By: Thomas Barry
US markets were buoyant on Friday after jobs and wage data came out as lighter than expected. This suggested the US Federal Reserve may be less bullish in its interest rate hikes – a good thing for equity markets which dipped heavily earlier in February on fears of rising bond yields. The US CPI report on inflation, which comes out on Tuesday, will provide insight on whether inflation has picked up enough to worry markets about further rate hikes. The Dow Jones Industrial Average was up 1.8% on Friday, along with 1.7% from the S&P 500. These gains are likely to provide a big lift for equity markets on Monday. That said, the threat of a global trade war still looms. Discussions over the weekend reaffirmed that the EU, Japan, and South Korea would not yet be spared from the US tariffs on aluminium and steel – while Australia has already secured an exemption.
Global commodity prices are still relatively strong on the back of industrial demand. The threat of a global trade war does pose some concerns as the US has indicated that aluminium and steel are just the beginning. If tariffs extend further into commodities, or goods dependent on raw materials, then there could be significant price volatility. Oil saw significant price movements over the weekend (around 3%) which may indicate weaknesses in shale production.
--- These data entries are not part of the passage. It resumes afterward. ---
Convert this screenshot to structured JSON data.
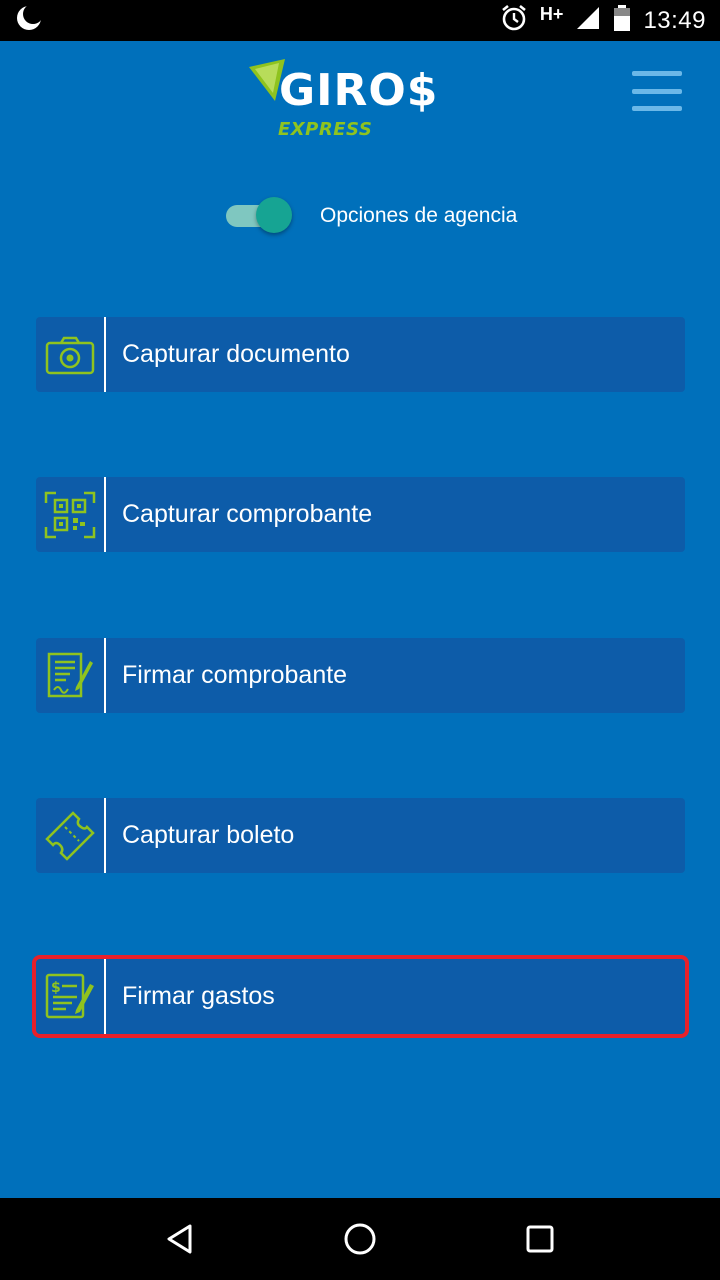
{
  "status_bar": {
    "network": "H+",
    "time": "13:49",
    "icons": [
      "moon-icon",
      "alarm-icon",
      "signal-icon",
      "battery-icon"
    ]
  },
  "header": {
    "logo_text": "GIRO$",
    "logo_subtext": "EXPRESS",
    "menu_icon": "hamburger-menu-icon"
  },
  "toggle": {
    "label": "Opciones de agencia",
    "state": "on"
  },
  "actions": [
    {
      "label": "Capturar documento",
      "icon": "camera-icon"
    },
    {
      "label": "Capturar comprobante",
      "icon": "qr-code-icon"
    },
    {
      "label": "Firmar comprobante",
      "icon": "signed-document-icon"
    },
    {
      "label": "Capturar boleto",
      "icon": "ticket-icon"
    },
    {
      "label": "Firmar gastos",
      "icon": "signed-expense-icon",
      "selected": true
    }
  ],
  "colors": {
    "background": "#0070bb",
    "button": "#0d5ca9",
    "accent_green": "#8fc31f",
    "toggle": "#16a493",
    "highlight": "#e8202a"
  },
  "nav_bar": {
    "icons": [
      "back-icon",
      "home-icon",
      "recents-icon"
    ]
  }
}
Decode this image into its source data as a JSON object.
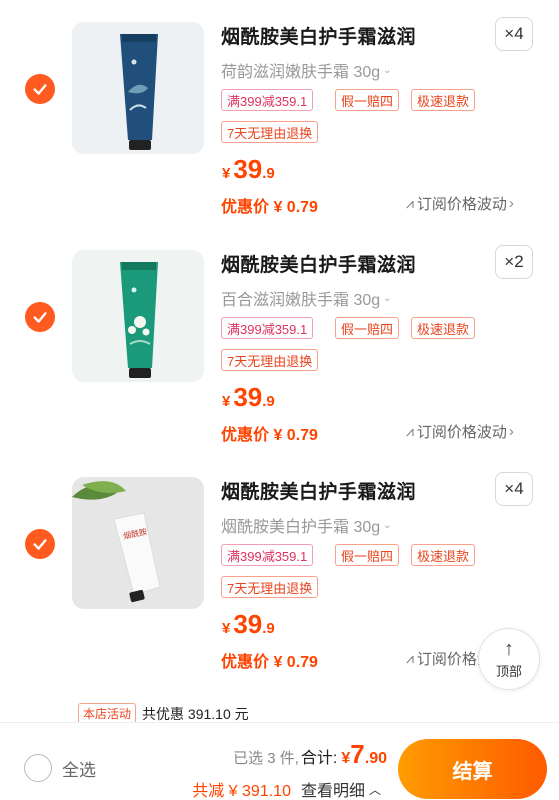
{
  "items": [
    {
      "title": "烟酰胺美白护手霜滋润",
      "quantity": "×4",
      "variant": "荷韵滋润嫩肤手霜 30g",
      "tags": [
        "满399减359.1",
        "假一赔四",
        "极速退款",
        "7天无理由退换"
      ],
      "price_symbol": "¥",
      "price_int": "39",
      "price_dec": ".9",
      "discount": "优惠价 ¥ 0.79",
      "subscribe": "订阅价格波动",
      "tube_color": "#1f4f7a",
      "bg_color": "#e9eef2"
    },
    {
      "title": "烟酰胺美白护手霜滋润",
      "quantity": "×2",
      "variant": "百合滋润嫩肤手霜 30g",
      "tags": [
        "满399减359.1",
        "假一赔四",
        "极速退款",
        "7天无理由退换"
      ],
      "price_symbol": "¥",
      "price_int": "39",
      "price_dec": ".9",
      "discount": "优惠价 ¥ 0.79",
      "subscribe": "订阅价格波动",
      "tube_color": "#1a9a7a",
      "bg_color": "#eef2f0"
    },
    {
      "title": "烟酰胺美白护手霜滋润",
      "quantity": "×4",
      "variant": "烟酰胺美白护手霜 30g",
      "tags": [
        "满399减359.1",
        "假一赔四",
        "极速退款",
        "7天无理由退换"
      ],
      "price_symbol": "¥",
      "price_int": "39",
      "price_dec": ".9",
      "discount": "优惠价 ¥ 0.79",
      "subscribe": "订阅价格波",
      "tube_color": "#f4f4f4",
      "bg_color": "#e8e8e8",
      "tube_label": "烟酰胺"
    }
  ],
  "float_top_label": "顶部",
  "shop_activity": {
    "badge": "本店活动",
    "text": "共优惠 391.10 元"
  },
  "bottom": {
    "select_all": "全选",
    "selected_count": "已选 3 件,",
    "total_label": "合计:",
    "total_symbol": "¥",
    "total_int": "7",
    "total_dec": ".90",
    "savings": "共减 ¥ 391.10",
    "details": "查看明细",
    "checkout": "结算"
  },
  "colors": {
    "accent": "#ff4400",
    "checkout_start": "#ff9c00",
    "checkout_end": "#ff5a00"
  }
}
Forex markets will be watching global events this week. Further clarity on the trade tariffs front could drive significant currency movements either way for the USD. Retaliatory tariffs from the EU and China would not only add fuel to the fear of a global trade war but also weaken the USD. Further, US CPI data, with its implications for interest rates, could send the USD higher if the data is better than anticipated.
Bond yields are likely to follow a gradual upwards trend as most central banks around the world look to raise rates. As noted earlier, US CPI data will be an important indicator for the pace of rate rises from the US Federal Reserve. In Europe, the fallout from the Italian election, and resulting political stalemate, will have impacts not only in their local bond markets but also around the EU. With the two largest parliamentary groups being particularly keen to leave the EU, European bonds will be something to watch.
Cryptocurrency markets will likely be muted this week under further regulatory scrutiny. Other alternative asset classes, including infrastructure and unlisted property, may see some short-term gains as investors look for higher yields.